Diego? Quem era esse Diego? Não precisei esperar muito para perceber que Diego era eu. Dom Rubens, o rei daquele lugar, acabara de dar nome ao que já era seu antes mesmo de minha mãe me parir.
Hoje, perto de completar 30 anos, continuo trabalhando ao lado de Juliano. Não nos tornamos amigos, mas aprendemos a conviver de modo a nos garantir certo conforto, ainda mais em relação à penúria imposta aos outros pretos. De vez em quando, a chibata estala no lombo de algum negro preguiçoso, seja pelas minhas mãos, seja pelas do Juliano.
Dom Rubens ainda vive, como se fosse a erva daninha que resiste às novas plantas.
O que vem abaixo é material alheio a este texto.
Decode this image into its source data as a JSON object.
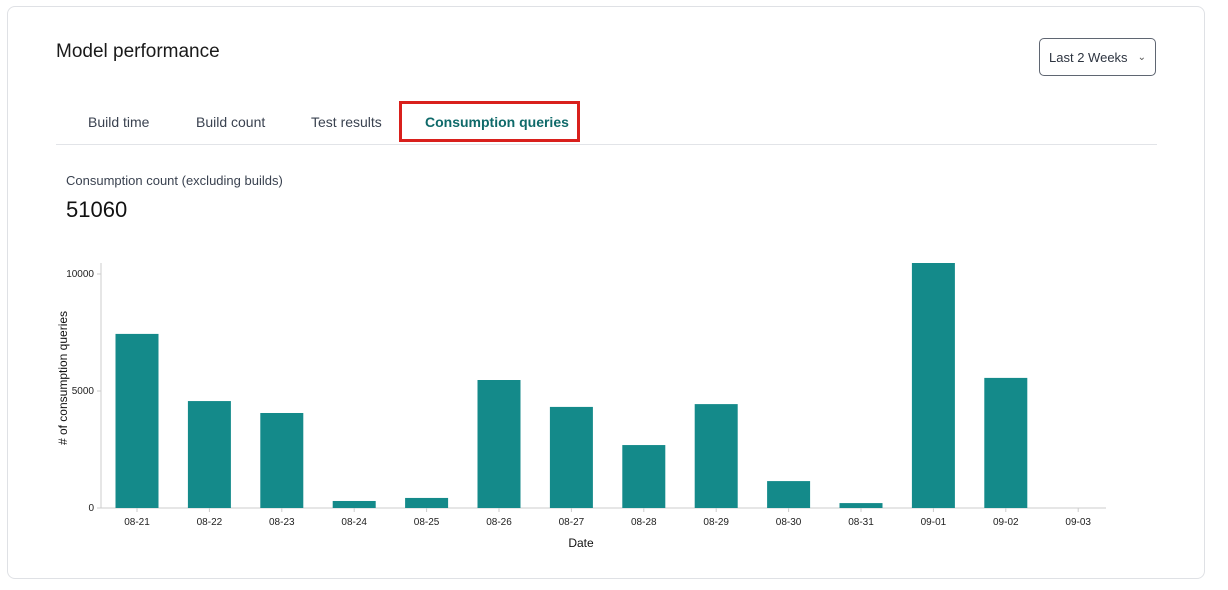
{
  "title": "Model performance",
  "range_dropdown": {
    "value": "Last 2 Weeks"
  },
  "tabs": [
    {
      "label": "Build time"
    },
    {
      "label": "Build count"
    },
    {
      "label": "Test results"
    },
    {
      "label": "Consumption queries",
      "active": true
    }
  ],
  "metric": {
    "label": "Consumption count (excluding builds)",
    "value": "51060"
  },
  "colors": {
    "bar": "#148a8a",
    "active_tab": "#0f6a6a",
    "highlight": "#d9201c"
  },
  "chart_data": {
    "type": "bar",
    "xlabel": "Date",
    "ylabel": "# of consumption queries",
    "categories": [
      "08-21",
      "08-22",
      "08-23",
      "08-24",
      "08-25",
      "08-26",
      "08-27",
      "08-28",
      "08-29",
      "08-30",
      "08-31",
      "09-01",
      "09-02",
      "09-03"
    ],
    "values": [
      7440,
      4570,
      4060,
      300,
      430,
      5470,
      4320,
      2690,
      4440,
      1150,
      210,
      10470,
      5560,
      0
    ],
    "yticks": [
      0,
      5000,
      10000
    ],
    "ytick_labels": [
      "0",
      "5000",
      "10000"
    ],
    "ylim": [
      0,
      10470
    ],
    "grid": false
  }
}
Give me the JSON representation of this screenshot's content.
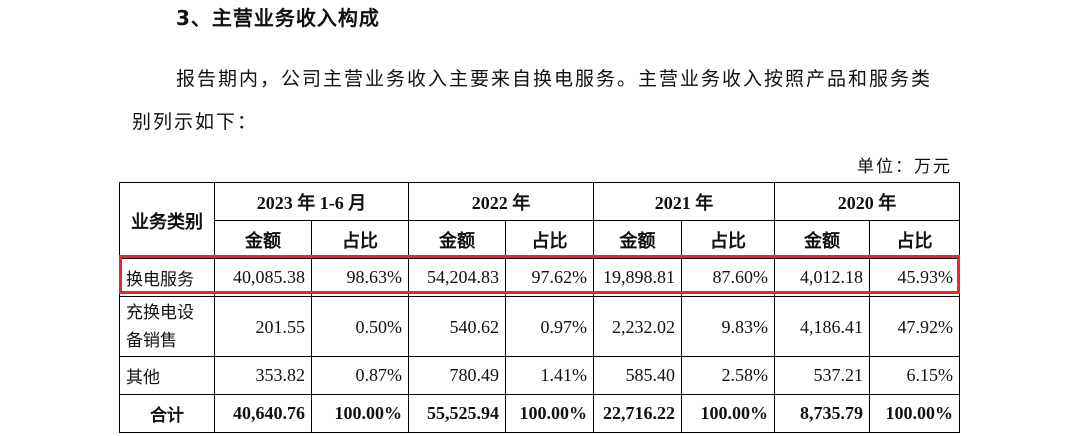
{
  "section_heading": "3、主营业务收入构成",
  "paragraph": {
    "line1": "报告期内，公司主营业务收入主要来自换电服务。主营业务收入按照产品和服务类",
    "line2": "别列示如下："
  },
  "unit_label": "单位：万元",
  "table": {
    "category_header": "业务类别",
    "periods": [
      "2023 年 1-6 月",
      "2022 年",
      "2021 年",
      "2020 年"
    ],
    "sub_headers": {
      "amount": "金额",
      "share": "占比"
    },
    "rows": [
      {
        "category": "换电服务",
        "cells": [
          "40,085.38",
          "98.63%",
          "54,204.83",
          "97.62%",
          "19,898.81",
          "87.60%",
          "4,012.18",
          "45.93%"
        ]
      },
      {
        "category": "充换电设备销售",
        "cells": [
          "201.55",
          "0.50%",
          "540.62",
          "0.97%",
          "2,232.02",
          "9.83%",
          "4,186.41",
          "47.92%"
        ]
      },
      {
        "category": "其他",
        "cells": [
          "353.82",
          "0.87%",
          "780.49",
          "1.41%",
          "585.40",
          "2.58%",
          "537.21",
          "6.15%"
        ]
      }
    ],
    "total": {
      "category": "合计",
      "cells": [
        "40,640.76",
        "100.00%",
        "55,525.94",
        "100.00%",
        "22,716.22",
        "100.00%",
        "8,735.79",
        "100.00%"
      ]
    }
  },
  "highlight_color": "#e8282a"
}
Não faz muito tempo, ele conversou comigo sobre ter me escolhido entre tantos outros escravos.
— Sei que você pensa sobre isso, Diego.
— De vez em quando, Dom Rubens.
— Sabe por que o escolhi?
— Não, Dom Rubens.
— De algum modo, o sangue que corre aqui nas minhas veias são como o sangue que corre aí nas suas.
Devo ter feito cara de espanto, pois o velho desandou a rir até engasgar. Tossiu quatro ou cinco vezes e voltou a me encarar com aqueles olhos cinzentos.
— O senhor é meu pai, Dom Rubens?
— Não seja ridículo, negro! Não sou homem que se deita com sua gente. Diego, meu falecido irmão, é que tinha esse costume mundano.
A vontade de matar Dom Rubens ainda perambula pela minha mente, mas é cada vez mais escassa. Não sei se por medo de retornar à senzala, cujo odor ainda impregna minhas narinas ou, então, há tempos suprimi os resquícios daquele menino, cuja mãe chamava de Rubinho.